Proc Natl Acad Sci U S A. 2006 Feb 21;103(8):2552-7. doi: 10.1073/pnas.0510770103. Epub 2006 Feb 15.
Helicobacter pylori, an oxygen-sensitive microaerophilic bacterium, contains many antioxidant proteins, among which alkylhydroperoxide reductase (AhpC) is the most abundant. The function of AhpC is to protect H. pylori from a hyperoxidative environment by reduction of toxic organic hydroperoxides. We have found that the sequence of AhpC from H. pylori is more homologous to mammalian peroxiredoxins than to eubacterial AhpC. We have also found that the protein structure of AhpC could shift from low-molecular-weight oligomers with peroxide-reductase activity to high-molecular-weight complexes with molecular-chaperone function under oxidative stresses. Time-course study by following the quaternary structural change of AhpC in vivo revealed that this enzyme changes from low-molecular-weight oligomers under normal microaerobic conditions or short-term oxidative shock to high-molecular-weight complexes after severe long-term oxidative stress. This study revealed that AhpC of H. pylori acts as a peroxide reductase in reducing organic hydroperoxides and as a molecular chaperone for prevention of protein misfolding under oxidative stress.

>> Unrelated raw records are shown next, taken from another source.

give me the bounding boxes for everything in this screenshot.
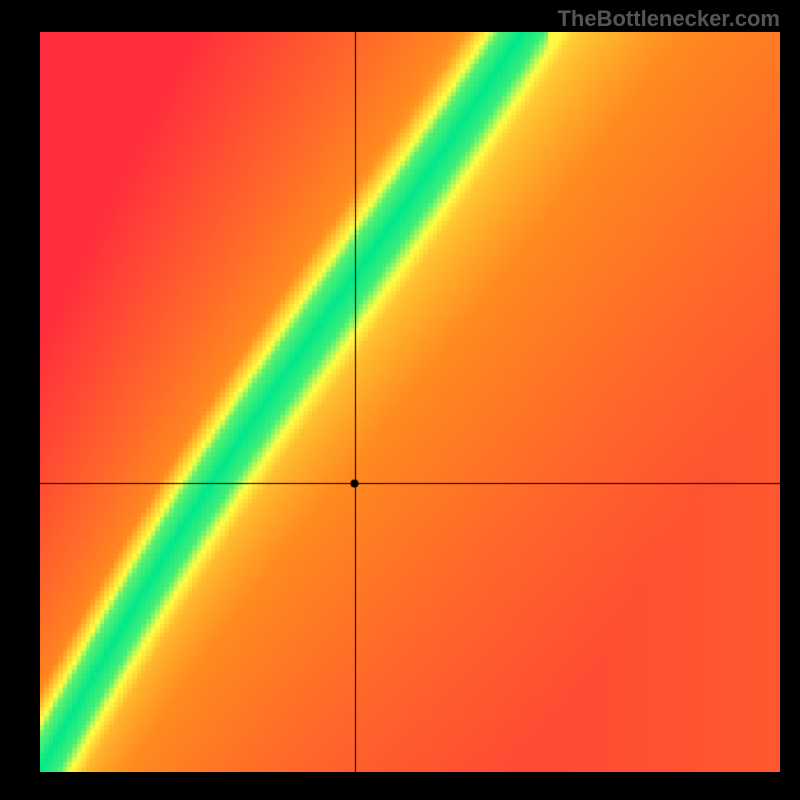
plot-area: [40, 32, 780, 772]
figure-root: TheBottleneсker.com: [0, 0, 800, 800]
heatmap-canvas: [40, 32, 780, 772]
watermark-text: TheBottleneсker.com: [557, 6, 780, 32]
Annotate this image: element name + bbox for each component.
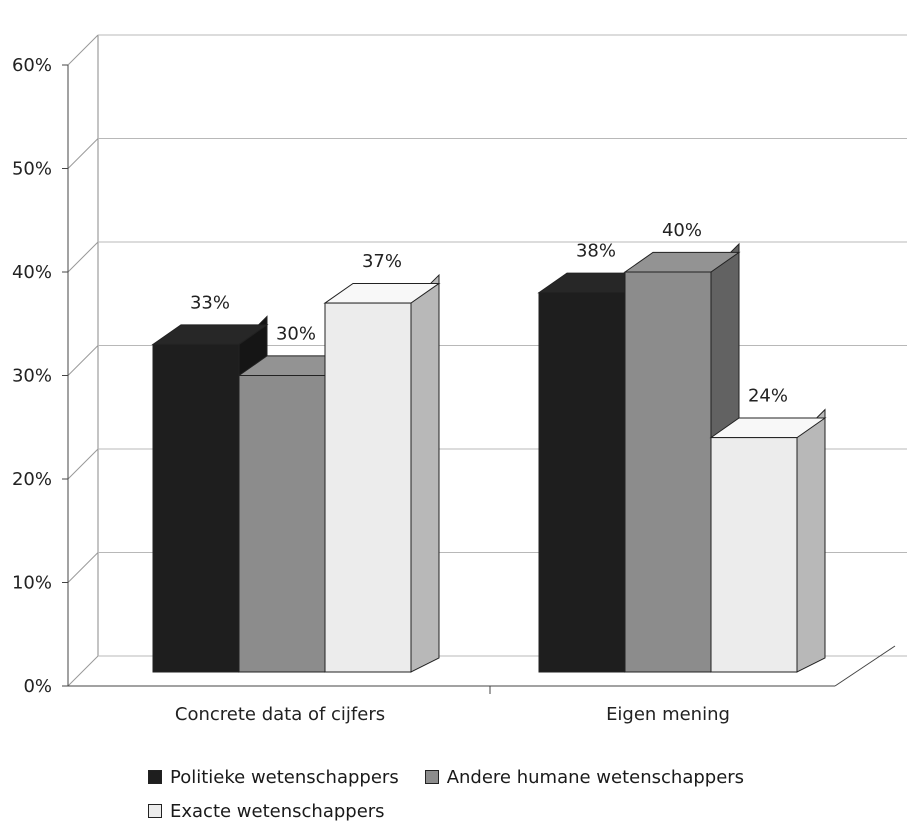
bar <box>624 271 712 673</box>
legend-swatch-politieke <box>148 770 162 784</box>
data-label: 30% <box>276 324 316 345</box>
legend-swatch-exacte <box>148 804 162 818</box>
legend-item-politieke: Politieke wetenschappers <box>148 767 399 788</box>
legend-item-exacte: Exacte wetenschappers <box>148 801 385 822</box>
bar <box>324 302 412 673</box>
gridline-diagonal <box>67 448 99 480</box>
y-tick-label: 10% <box>12 573 52 594</box>
bar <box>238 375 326 673</box>
floor-right-edge <box>834 645 896 687</box>
x-tick-label: Concrete data of cijfers <box>175 704 385 725</box>
gridline-diagonal <box>67 34 99 66</box>
data-label: 37% <box>362 251 402 272</box>
legend-swatch-andere <box>424 770 439 784</box>
legend: Politieke wetenschappers Andere humane w… <box>148 760 770 828</box>
legend-item-andere: Andere humane wetenschappers <box>424 766 745 788</box>
data-label: 40% <box>662 220 702 241</box>
y-tick-label: 60% <box>12 55 52 76</box>
bar <box>152 343 240 673</box>
y-tick-label: 30% <box>12 366 52 387</box>
legend-label-exacte: Exacte wetenschappers <box>170 800 385 822</box>
x-tick-label: Eigen mening <box>606 704 730 725</box>
bar <box>538 292 626 673</box>
y-tick-label: 0% <box>23 676 52 697</box>
y-tick-label: 40% <box>12 262 52 283</box>
bar-side <box>796 408 826 673</box>
legend-label-andere: Andere humane wetenschappers <box>446 766 745 788</box>
gridline-diagonal <box>67 552 99 583</box>
y-tick-label: 20% <box>12 469 52 490</box>
gridline-diagonal <box>67 138 99 169</box>
bar-side <box>410 273 440 673</box>
gridline-diagonal <box>67 241 99 273</box>
data-label: 24% <box>748 386 788 407</box>
y-tick-label: 50% <box>12 159 52 180</box>
legend-label-politieke: Politieke wetenschappers <box>170 766 399 788</box>
data-label: 38% <box>576 241 616 262</box>
data-label: 33% <box>190 292 230 313</box>
gridline-diagonal <box>67 345 99 376</box>
bar <box>710 437 798 673</box>
gridline-diagonal <box>67 655 99 687</box>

幽门螺杆菌是一种对氧敏感的微需氧细菌,含有多种抗氧化蛋白,其中烷基过氧化氢还原酶(AhpC)最为丰富。AhpC的功能是通过还原有毒的有机过氧化氢,保护幽门螺杆菌免受高氧化环境的影响。我们发现,幽门螺杆菌的AhpC序列与哺乳动物过氧化物还原酶的同源性高于与真细菌AhpC的同源性。我们还发现,在氧化应激下,AhpC的蛋白质结构可以从具有过氧化物还原酶活性的低分子量寡聚体转变为具有分子伴侣功能的高分子量复合物。通过追踪体内AhpC的四级结构变化进行的时间进程研究表明,这种酶在正常微需氧条件下或短期氧化休克时从低分子量寡聚体转变为严重长期氧化应激后的高分子量复合物。这项研究表明,幽门螺杆菌的AhpC在还原有机过氧化氢时作为过氧化物还原酶起作用,在氧化应激下作为分子伴侣防止蛋白质错误折叠。